Charles Stross points out problems with bitcoin that I had never thought of and totally agree with

Why I want Bitcoin to die in a fire, by Charles Stross

I've been pretty excited about Bitcoin, before reading this post, for a few reasons:

  • every time I thought about buying some, shortly after the price has skyrocketed.  If I hadn't been so anxious about doing it, and if I had cashed out immediately every time it doubled then bought back in after the next crash, I would have a reasonably larger amount of money than I have right now.[1. Astute readers may notice that there are two explicit, and one more implied, if in that sentence, as well as the dubious claim that my memory of when I wanted to buy Bitcoin is perfect and not at all distorted by confirmation bias.]
  • I really like the idea of a functional currency that's not dependent on any central storage location.
  • Infinite divisibility is built into the nature of Bitcoin, and I think that's an economic concept that's going to matter.[2. Not only am I not an economist, I'm not even reasonably experienced at guessing about economic theories.]
  • When I first heard about Bitcoin, I was significantly more sympathetic to libertarian politics than I am now.

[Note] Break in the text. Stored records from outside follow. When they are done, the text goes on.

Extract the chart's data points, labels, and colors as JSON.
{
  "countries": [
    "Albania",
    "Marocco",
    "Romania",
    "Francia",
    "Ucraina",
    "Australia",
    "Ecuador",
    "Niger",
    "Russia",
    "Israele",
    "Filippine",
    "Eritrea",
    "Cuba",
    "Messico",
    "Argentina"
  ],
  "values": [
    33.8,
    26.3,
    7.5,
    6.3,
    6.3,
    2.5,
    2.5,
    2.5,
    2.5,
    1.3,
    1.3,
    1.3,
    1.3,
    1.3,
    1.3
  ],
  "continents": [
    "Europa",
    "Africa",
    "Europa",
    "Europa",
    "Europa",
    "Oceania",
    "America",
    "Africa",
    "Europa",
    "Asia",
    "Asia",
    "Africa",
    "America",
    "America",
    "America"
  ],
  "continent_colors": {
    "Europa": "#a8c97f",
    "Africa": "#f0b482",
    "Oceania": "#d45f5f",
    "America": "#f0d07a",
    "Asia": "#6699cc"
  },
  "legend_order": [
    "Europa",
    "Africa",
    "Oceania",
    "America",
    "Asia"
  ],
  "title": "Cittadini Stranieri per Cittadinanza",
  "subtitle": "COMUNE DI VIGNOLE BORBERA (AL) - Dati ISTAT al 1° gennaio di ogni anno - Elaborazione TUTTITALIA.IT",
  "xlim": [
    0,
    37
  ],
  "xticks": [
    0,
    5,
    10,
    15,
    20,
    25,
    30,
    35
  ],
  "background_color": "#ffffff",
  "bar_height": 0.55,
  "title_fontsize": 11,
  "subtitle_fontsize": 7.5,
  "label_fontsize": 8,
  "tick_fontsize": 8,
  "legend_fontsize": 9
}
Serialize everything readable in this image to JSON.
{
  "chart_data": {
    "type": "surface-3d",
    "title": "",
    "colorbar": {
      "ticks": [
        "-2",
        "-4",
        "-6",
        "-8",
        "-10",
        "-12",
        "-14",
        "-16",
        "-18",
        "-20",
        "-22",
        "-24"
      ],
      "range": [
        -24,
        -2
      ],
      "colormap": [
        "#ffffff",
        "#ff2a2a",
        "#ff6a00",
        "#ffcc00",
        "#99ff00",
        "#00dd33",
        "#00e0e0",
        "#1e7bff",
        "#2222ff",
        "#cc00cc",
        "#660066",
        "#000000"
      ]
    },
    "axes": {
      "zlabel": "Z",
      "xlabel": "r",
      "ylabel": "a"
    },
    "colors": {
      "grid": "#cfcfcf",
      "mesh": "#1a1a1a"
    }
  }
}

It's embarrassing to open up a blog you really admire and discover a post viciously tearing apart something you'd previously thought well of.  I'm drawing attention to this one in particular because Stross's post not only totally changed my mind about Bitcoin,[3. I'm wary of sudden conversions of point of view in general, but this one seems more like a specific-application change to a broader, longer-term shift in views.] but helped dig up some of the libertarian political ideas that I hadn't realized were still hanging around in my head, being problematic and gross.

First and foremost, and the only one I have a huge amount to say about right now, the super popular internet-libertarian political view "Child pornography is a small price to pay for FREEDOM" -- You don't have to examine this view too deeply before dozens of things emerge that are horribly wrong with it, but there's a convincing surface-level argument in favor of it:  "You can't rule out a possibility just because it makes you feel gross" can be convincing if you don't look at it too hard, and can easily be enough to change someone's mind if they (Like I was at 19) are paranoid that they're not being intellectually rigorous enough.

By the way, just to make me feel a little less gross, here are some of the many problems with that argument: (a.) monitoring all the content on the internet and monitoring all exchanges of funds are hugely different levels of surveillance, and this case equates them; (b.) it dismisses the possibility of increased effectiveness by targeted surveillance, which is more possible with a monitorable currency; (c.) on this point the libertarian philosophy is self-contradictory:  it protects the rights of pedophiles and child pornographers to own and profit by their content, but not the rights of children to their likeness, bodily autonomy, or privacy; (d.) in the case of child porn, the squick factor is actually a pretty solid case.

Damn, this post got darker than I thought it was going to.  The stuff-I-used-to-think folder in my brain gets grosser every time I unpack it a little more.